International Airlines Group has posted one other massive first-quarter loss after demand for flights was blown off target by Omicron.

The British Airways owner reported a £916million loss within the opening three months of the yr, despite the fact that the airline industry benefited from fewer international travel restrictions than it did the previous yr.

Passenger revenue climbed greater than fivefold year-on-year to €2.66billion as capability increased to around two-thirds of their 2019 volumes, a figure projected to grow to 80 per cent in the present quarter.

Yet ticket sales were depressed by the introduction of a fresh round of assorted cross-border curbs by governments internationally in response to the emergence of the Omicron variant. 

Big loss: British Airways owner International Airlines Group (IAG) reported a £916million loss within the opening three months of the yr, in comparison with £1.2billion in the identical period in 2021

Within the UK, all those landing within the country from late November to mid-February were required to take a PCR test two days after arriving and self-isolate until they received a negative test.

IAG chief executive Luis Gallego moreover blamed the ‘normal seasonality’ of the airline business for the firm’s huge loss, which only declined by 24 per cent from the identical period last yr.

Losses were also heightened by much higher outlays from boosting operations to deal with the discharge in pent-up demand, including supplier costs, expanding staff numbers, landing fees and en-route charges.

Alongside this, there was a surge in fuel prices within the last yr attributable to the worldwide economic recovery from the Covid-19 pandemic, weak output levels, and Russia’s full-scale invasion of Ukraine.

‘Globally, the travel industry is facing challenges because of this of the largest scaling up in operations in history, and British Airways isn’t any exception,’ Gallego remarked.

‘The welcome removal of UK’s stringent travel restrictions, combined with strong pent-up demand, have contributed to a steep ramp-up in capability.
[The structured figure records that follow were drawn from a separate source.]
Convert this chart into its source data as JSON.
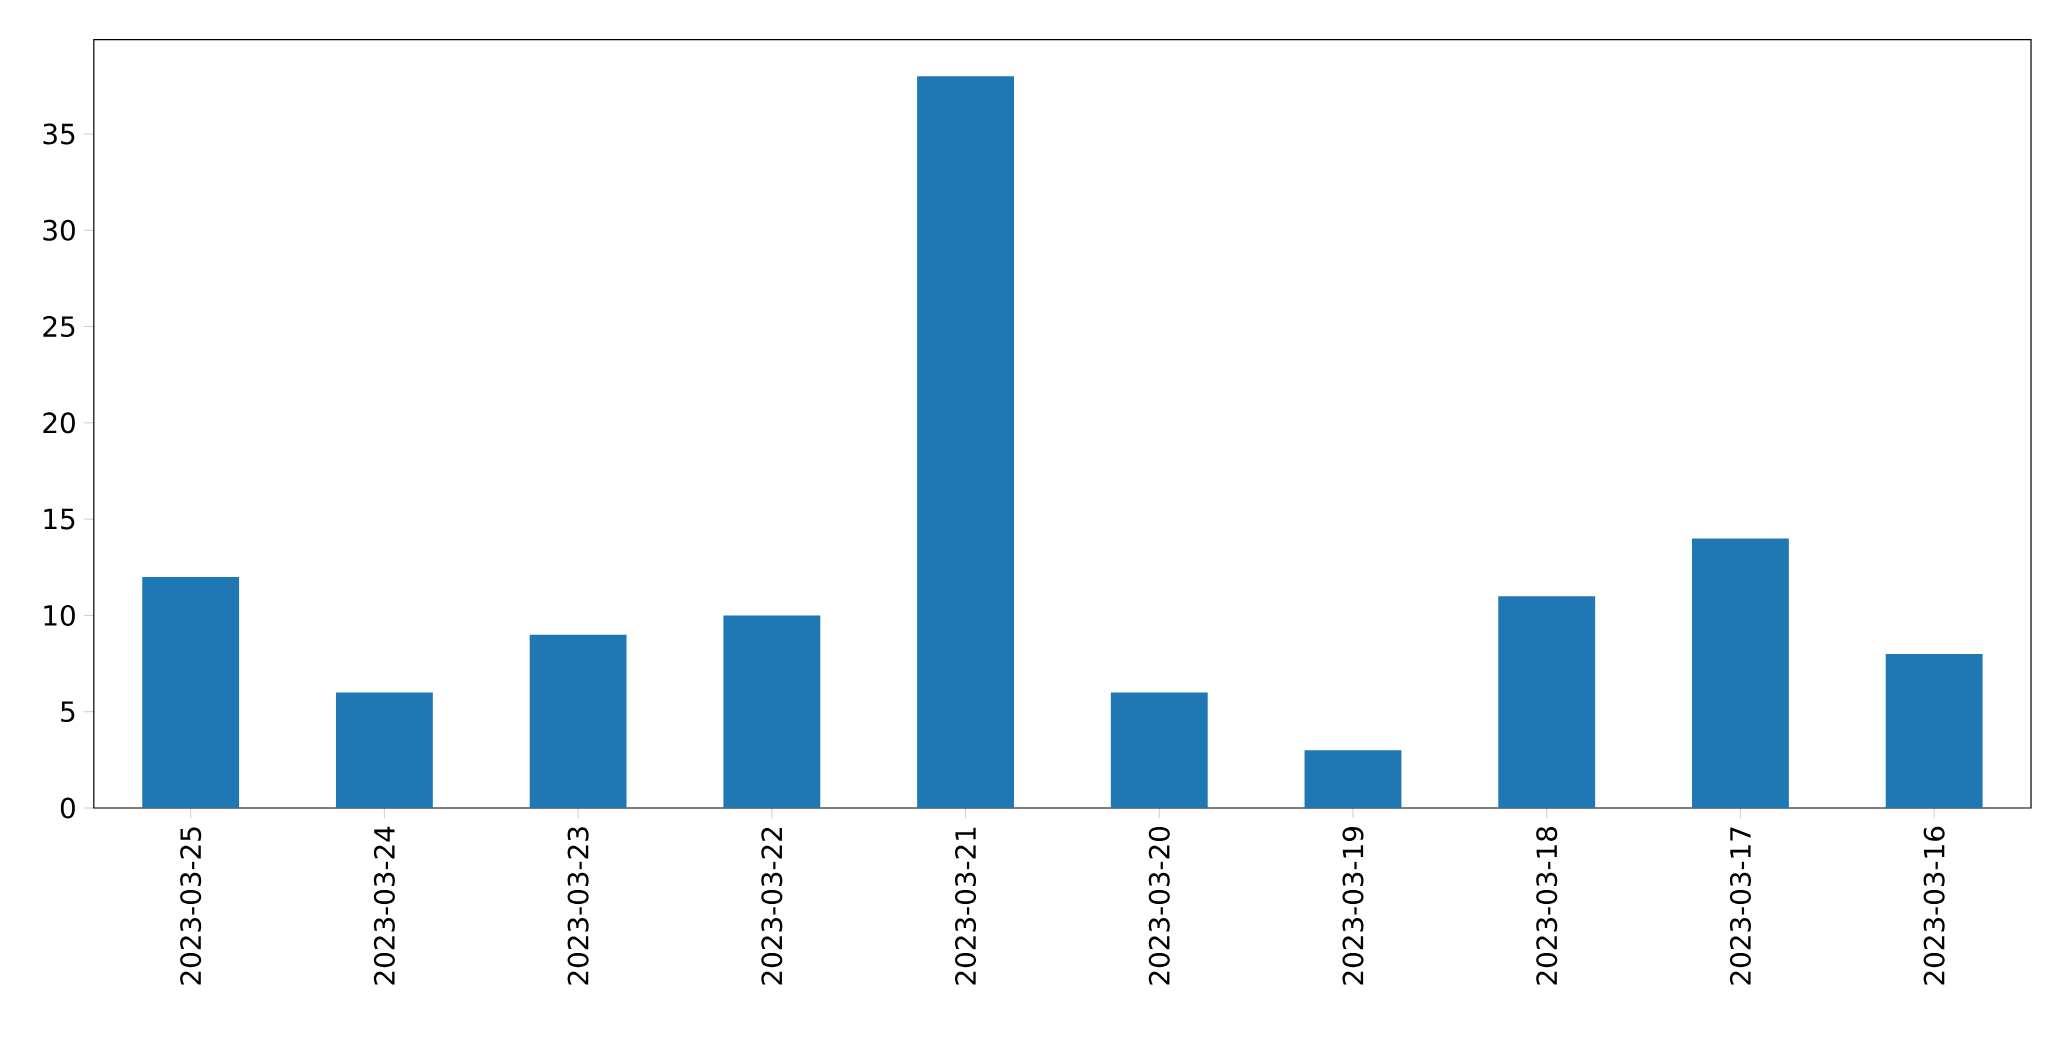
{
  "chart_data": {
    "type": "bar",
    "categories": [
      "2023-03-25",
      "2023-03-24",
      "2023-03-23",
      "2023-03-22",
      "2023-03-21",
      "2023-03-20",
      "2023-03-19",
      "2023-03-18",
      "2023-03-17",
      "2023-03-16"
    ],
    "values": [
      12,
      6,
      9,
      10,
      38,
      6,
      3,
      11,
      14,
      8
    ],
    "color": "#1f77b4",
    "ylim": [
      0,
      39.9
    ],
    "yticks": [
      0,
      5,
      10,
      15,
      20,
      25,
      30,
      35
    ],
    "grid": false
  }
}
The airline’s focus in the intervening time is on improving operations and customer experience and enhancing operational resilience.’

Gallego noted that demand was recovering in step with expectations, with business travel rebounding steadily, but premium leisure holidays remained the best-performing category.
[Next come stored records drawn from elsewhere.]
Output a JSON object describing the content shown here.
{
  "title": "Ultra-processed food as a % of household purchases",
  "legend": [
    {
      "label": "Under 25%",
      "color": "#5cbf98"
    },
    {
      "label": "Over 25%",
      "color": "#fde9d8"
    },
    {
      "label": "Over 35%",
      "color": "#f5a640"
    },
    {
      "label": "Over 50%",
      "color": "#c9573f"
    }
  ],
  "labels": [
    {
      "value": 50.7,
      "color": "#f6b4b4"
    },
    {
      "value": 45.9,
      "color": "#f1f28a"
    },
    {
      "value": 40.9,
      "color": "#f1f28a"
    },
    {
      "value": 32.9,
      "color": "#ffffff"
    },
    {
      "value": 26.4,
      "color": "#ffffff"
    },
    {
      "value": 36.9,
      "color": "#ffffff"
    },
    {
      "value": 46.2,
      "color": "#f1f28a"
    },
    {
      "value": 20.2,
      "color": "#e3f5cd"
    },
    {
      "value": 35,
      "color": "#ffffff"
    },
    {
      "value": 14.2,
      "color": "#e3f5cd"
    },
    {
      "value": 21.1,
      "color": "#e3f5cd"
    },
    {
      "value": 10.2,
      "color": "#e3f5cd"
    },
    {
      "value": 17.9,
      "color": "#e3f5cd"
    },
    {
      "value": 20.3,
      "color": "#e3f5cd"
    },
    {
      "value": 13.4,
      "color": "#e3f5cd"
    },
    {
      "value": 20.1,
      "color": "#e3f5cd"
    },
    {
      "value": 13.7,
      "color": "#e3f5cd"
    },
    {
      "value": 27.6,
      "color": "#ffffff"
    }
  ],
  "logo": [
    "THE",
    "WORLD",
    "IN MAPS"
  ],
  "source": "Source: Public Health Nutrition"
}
IAG, which also owns Irish flag carrier Aer Lingus and Spanish airline Iberia, currently forecasts seat capability to succeed in 85 per cent of its pre-pandemic volumes within the third quarter when the summer flying season is in motion.

Sophie Lund-Yates, the lead equity analyst at Hargreaves Lansdown, said: ‘Seeking to the remainder of the yr, the outlook makes for reasonable reading. IAG will take longer to get well than its short-haul focused friends, but that doesn’t mean it needs to be discounted. 
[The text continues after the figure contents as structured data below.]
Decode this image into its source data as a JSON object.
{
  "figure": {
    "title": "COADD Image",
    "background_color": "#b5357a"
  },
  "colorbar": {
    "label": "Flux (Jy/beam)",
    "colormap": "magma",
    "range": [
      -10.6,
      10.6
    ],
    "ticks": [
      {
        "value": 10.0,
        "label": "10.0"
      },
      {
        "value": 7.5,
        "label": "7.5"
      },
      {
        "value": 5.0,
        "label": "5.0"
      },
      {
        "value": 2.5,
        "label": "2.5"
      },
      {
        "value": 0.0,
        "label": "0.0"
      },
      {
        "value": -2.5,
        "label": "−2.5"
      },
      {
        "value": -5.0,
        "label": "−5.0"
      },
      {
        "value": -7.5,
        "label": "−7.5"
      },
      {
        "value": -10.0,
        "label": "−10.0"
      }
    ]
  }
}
‘There’s an argument to say that now the world is basically re-opening, customers might be inclined to splurge on a long-haul trip having been stuck at home for years. 

‘The opposite side of that story, though, is in fact, the cost-of-living crisis. Those that usually travel top quality are likely not going to see much of a change in spending habits, however the situation may perhaps act as a drag on BA’s shorter duration routes.’

IAG shares dived 8.3 per cent to 131.4p on Friday, making it the best faller on the FTSE 100 Index. It also means the group’s share price has plunged by 29.5 per cent previously 12 months.